Long story short, I was watching a show on the LGBT channel LOGO called 1 Girl 5 Gays (1G5G) and the host asked the question, “Do you think asexuality is real?” and I don’t know why I perked up at that question since how the question was answered it didn’t even explain what it was. So I looked it up, and felt so much relief that I could actually put a name to what I was feeling.
And long long story short. You know what happened we eventually broke up since building feelings of resentment and bitterness were starting to ruin genuine good memories I spent with person. We are still friends. I still use his Netflix and he can use my HBO GO account. That type of thing. We still talk, but now it is such a relief that I no longer have to be ever anxious to perform things I honestly could not keep doing any longer.
And long long long story short. Something happened that I never thought would. I actually met face to face another asexual, and not putting names to anything, but now having a close friendship with someone without the worry of having to deal with sexual attraction or sexual needs is so incredibly freeing. In this relationship I haven’t felt so relaxed before, I was beginning to think that it was somewhat impossible for me.
So now I hang out with a person in which I just feel totally normal. Other people looking into our relationship probably think it is a “normal” relationship that includes sex, we are well aware of this and we laugh it off. For the first time I am really optimistic about relationships.
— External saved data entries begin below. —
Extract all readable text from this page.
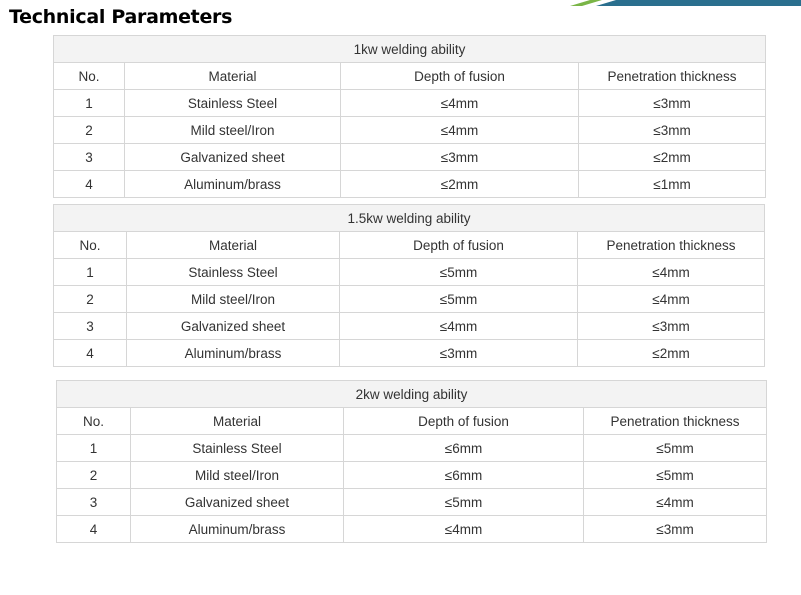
Technical Parameters
1kw welding ability			
No.	Material	Depth of fusion	Penetration thickness
1	Stainless Steel	≤4mm	≤3mm
2	Mild steel/Iron	≤4mm	≤3mm
3	Galvanized sheet	≤3mm	≤2mm
4	Aluminum/brass	≤2mm	≤1mm
1.5kw welding ability			
No.	Material	Depth of fusion	Penetration thickness
1	Stainless Steel	≤5mm	≤4mm
2	Mild steel/Iron	≤5mm	≤4mm
3	Galvanized sheet	≤4mm	≤3mm
4	Aluminum/brass	≤3mm	≤2mm
2kw welding ability			
No.	Material	Depth of fusion	Penetration thickness
1	Stainless Steel	≤6mm	≤5mm
2	Mild steel/Iron	≤6mm	≤5mm
3	Galvanized sheet	≤5mm	≤4mm
4	Aluminum/brass	≤4mm	≤3mm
So yeah, being asexual, it feels normal but you are aware that others are humming to a tune you can’t quite hear but you can hear everyone else humming. And people are expecting you to dance to this tune, and dance partners are frustrated that you can’t find the beat and/or that you don’t feel the need to dance. If you don’t know you are asexual, relationships can be difficult, confusing, and a bit painful. But once you know your orientation, things get much easier when you have to communicate what you can and can’t do in a relationship. The big thing is knowing yourself and not letting anyone else dictate to you what you are and what you really want and need.